Robert McKenna, MIKE
1:12 pm on Thursday, April 19, 2012
Medical Marijuana can stand on its years of successful treatment with the side-effects of cancer therapy as a proven time tested drug. Using the medical marijuana law to circumvent the criminal laws against marijuana will be inevitable. Although Malcolm may be considered over-the-top by some and a prophet by others, the result will be a relaxation of pot laws that have ruined lives. For example, the last three presidents of the United States admitted experimenting with marijuana (one did not inhale). If any of those men were caught smoking they would never have been eligible to be President due to a criminal record. The point is the Drug Laws currently hurt society more than the drugs, by ruining lives with criminal records, which keep people out of some colleges, some professions, and expose people to a criminal element. I say legalize and tax, the state needs the money.
anonymous
4:45 pm on Saturday, April 21, 2012
LEGALIZE & TAX !!!!
Let's be smart and do this !!!
Marijuana is not bad !! It's as natural as a fruit or vegetable because it is not man made !

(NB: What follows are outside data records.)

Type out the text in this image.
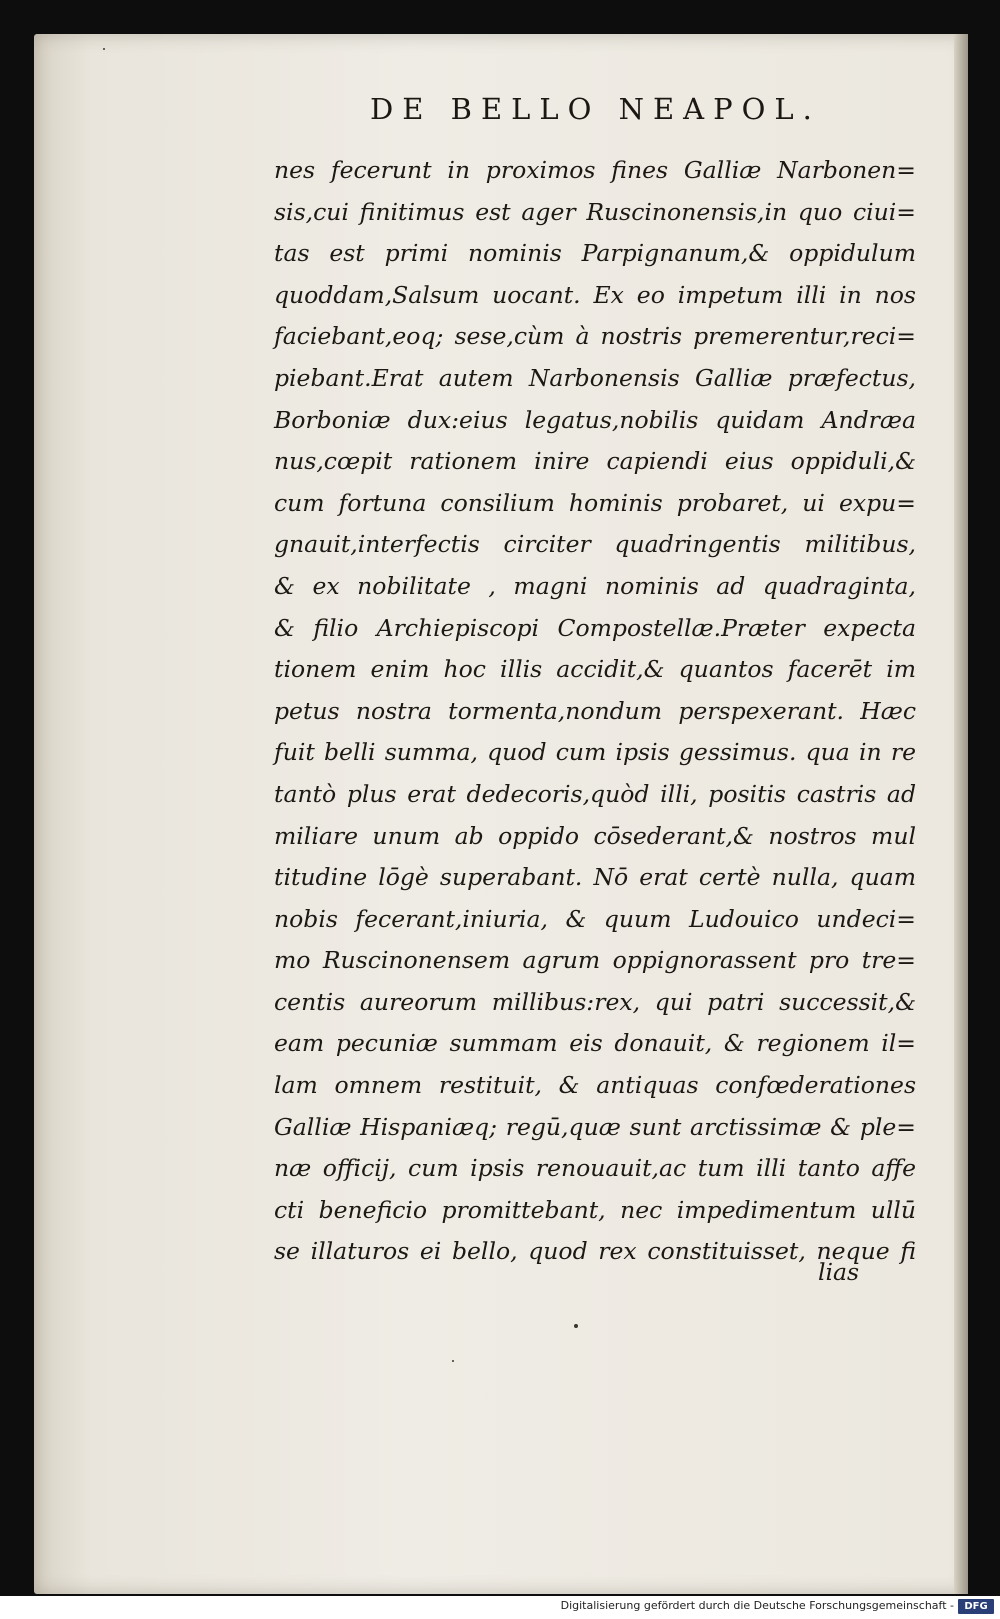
DE BELLO NEAPOL.
nes fecerunt in proximos fines Galliæ Narbonen=
sis,cui finitimus est ager Ruscinonensis,in quo ciui=
tas est primi nominis Parpignanum,& oppidulum
quoddam,Salsum uocant. Ex eo impetum illi in nos
faciebant,eoq; sese,cùm à nostris premerentur,reci=
piebant.Erat autem Narbonensis Galliæ præfectus,
Borboniæ dux:eius legatus,nobilis quidam Andræa
nus,cœpit rationem inire capiendi eius oppiduli,&
cum fortuna consilium hominis probaret, ui expu=
gnauit,interfectis circiter quadringentis militibus,
& ex nobilitate , magni nominis ad quadraginta,
& filio Archiepiscopi Compostellæ.Præter expecta
tionem enim hoc illis accidit,& quantos facerēt im
petus nostra tormenta,nondum perspexerant. Hæc
fuit belli summa, quod cum ipsis gessimus. qua in re
tantò plus erat dedecoris,quòd illi, positis castris ad
miliare unum ab oppido cōsederant,& nostros mul
titudine lōgè superabant. Nō erat certè nulla, quam
nobis fecerant,iniuria, & quum Ludouico undeci=
mo Ruscinonensem agrum oppignorassent pro tre=
centis aureorum millibus:rex, qui patri successit,&
eam pecuniæ summam eis donauit, & regionem il=
lam omnem restituit, & antiquas confœderationes
Galliæ Hispaniæq; regū,quæ sunt arctissimæ & ple=
næ officij, cum ipsis renouauit,ac tum illi tanto affe
cti beneficio promittebant, nec impedimentum ullū
se illaturos ei bello, quod rex constituisset, neque fi
lias
Digitalisierung gefördert durch die Deutsche Forschungsgemeinschaft -	DFG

Go find the real criminals, weed is not a crime !!
Robert McKenna, MIKE
5:13 pm on Sunday, April 22, 2012
Amen brother. If I have a loved one or even myself contract a debilitating disease, and the treatment makes things worse without the ability to alleviate some side effects, then for sure I am for legal marijuana under supervision by a medical doctor. I am also for relaxed drug laws because to enforce our War on Drugs has become too expensive, and the punishments are prejudicial and uneven. The punishment in New York for a joint is the forfeiture of the joint to the cops. In Tennessee, the punishment could be a year in jail. Finally, the lost revenue in taxes could significantly help state and local governments.